Recruitment of class I hydrophobins to the air:water interface initiates a multi-step process of functional amyloid formation

Abstract

Class I fungal hydrophobins form amphipathic monolayers composed of amyloid rodlets. This is a remarkable case of functional amyloid formation in that a hydrophobic:hydrophilic interface is required to trigger the self-assembly of the proteins. The mechanism of rodlet formation and the role of the interface in this process have not been well understood. Here, we have studied the effect of a range of additives, including ionic liquids, alcohols, and detergents, on rodlet formation by two class I hydrophobins, EAS and DewA. Although the conformation of the hydrophobins in these different solutions is not altered, we observe that the rate of rodlet formation is slowed as the surface tension of the solution is decreased, regardless of the nature of the additive. These results suggest that interface properties are of critical importance for the recruitment, alignment, and structural rearrangement of the amphipathic hydrophobin monomers. This work gives insight into the forces that drive macromolecular assembly of this unique family of proteins and allows us to propose a three-stage model for the interface-driven formation of rodlets.

FIGURE 1.

The hydrophobins DewA and EAS_Δ15 form amphipathic monolayers composed of rodlets. Negatively stained transmission electron micrographs of rodlet monolayers formed by DewA (A) and EAS_Δ15 (B). C, images from a video contact angle device showing the side profile of water droplets placed on OTS-treated silicon wafers that had been precoated with DewA or EAS_Δ15 proteins or water.

FIGURE 2.

Ionic liquids inhibit the extent of hydrophobin self-assembly into amyloid-like rodlets. Solutions containing 10 μm DewA or 4.3 μm EAS_Δ15, 32 μm ThT, and ionic liquid solutions were agitated at 3000 rpm for varying lengths of time. A, extent of DewA rodlet formation in water, 25% EaN, and 25% TeaAc. B, extent of DewA rodlet formation in varying concentrations of EaN. C, extent of EAS_Δ15 rodlet formation in varying concentrations of EaN. Error bars shown are one S.D. from the mean of three replicates.
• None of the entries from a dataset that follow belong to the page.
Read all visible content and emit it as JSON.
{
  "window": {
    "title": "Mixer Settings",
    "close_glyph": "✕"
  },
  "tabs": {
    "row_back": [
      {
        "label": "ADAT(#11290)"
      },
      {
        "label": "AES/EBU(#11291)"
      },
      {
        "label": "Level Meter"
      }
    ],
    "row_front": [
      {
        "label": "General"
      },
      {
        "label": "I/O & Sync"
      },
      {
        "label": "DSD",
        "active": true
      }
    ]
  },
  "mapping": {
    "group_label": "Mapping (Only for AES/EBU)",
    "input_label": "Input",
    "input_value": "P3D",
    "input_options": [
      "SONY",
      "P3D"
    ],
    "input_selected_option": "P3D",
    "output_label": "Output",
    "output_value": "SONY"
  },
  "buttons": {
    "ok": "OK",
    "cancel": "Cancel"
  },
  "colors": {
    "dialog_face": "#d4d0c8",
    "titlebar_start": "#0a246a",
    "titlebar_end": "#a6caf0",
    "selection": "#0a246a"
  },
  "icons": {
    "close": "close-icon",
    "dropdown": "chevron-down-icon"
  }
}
Lines are drawn only to guide the eye.

FIGURE 3.

Alcohols reduce the extent of rodlet formation in a manner consistent with the reduction in surface tension. Solutions containing hydrophobin, ThT, and various alcohols were agitated at 3000 rpm for varying lengths of time. A, EAS_Δ15 + ethanol; B, EAS_Δ15 + 1-propanol; C, EAS_Δ15 + methanol; and D, DewA + ethanol. Error bars shown are one S.D. from the mean of three replicates. E, graph showing the relationship between surface tension and varying concentration of ethanol, methanol, and 1-propanol in water using published data (37). Arrows and gray shading indicate the approximate surface tension corresponding to alcohol concentrations above which no EAS_Δ15 or DewA rodlet formation was observed in a period up to 10× T1, where T1 is the time constant for the rate of self-assembly of the corresponding protein in water.

FIGURE 4.

Detergent reduces the extent of rodlet formation in a manner consistent with the reduction in surface tension. Solutions containing hydrophobin, ThT, and Triton X-100 were agitated at 3000 rpm for varying lengths of time. A, EAS_Δ15; B, DewA. Error bars shown are one S.D. from the mean of three replicates.

FIGURE 5.

Ionic liquids and alcohols do not dramatically perturb the structure of the hydrophobins in solution, even under conditions where rodlet formation is affected significantly. A, far UV CD spectra of DewA in water and in 33% EaN, 33% TeaAc, and 50% TeaAc. B, far UV CD spectra of EAS_Δ15 in water and in 10% ethanol, 3% 1-propanol, and 13% methanol (all v/v). C, ¹⁵N-HSQC spectra of ethanol titration into EAS_Δ15 (in 20 mm sodium phosphate containing 10% (v/v) D₂O and 2 μm 2,2-dimethyl-2-silapentanesulfonic acid, pH 6.0). Resonance assignments (BioMagResBank code 15863) are indicated beside each signal. mdeg, millidegrees.

FIGURE 6.

Model of hydrophobin assembly at the interface and its inhibition by additives. A, schematic diagram showing the possible effect of additives on hydrophobin assembly. B, proposed sequence of events that leads to rodlet assembly upon hydrophobins encountering an air:water interface. Hydrophobin monomers are represented by gray/purple ovals with gray and purple patches corresponding to hydrophobic and hydrophilic regions, respectively. Disordered loop regions are represented by gray curves. Additives are illustrated as black dots. Concentration and reorientation of hydrophobins at the air:water interface are required for conformational change to take place. This conformational change then allows adjacent hydrophobin monomers to strongly interact with each other and eventually results in rodlet formation. Additives may interfere with this process by binding to the air:water and hydrophobin:water interfaces.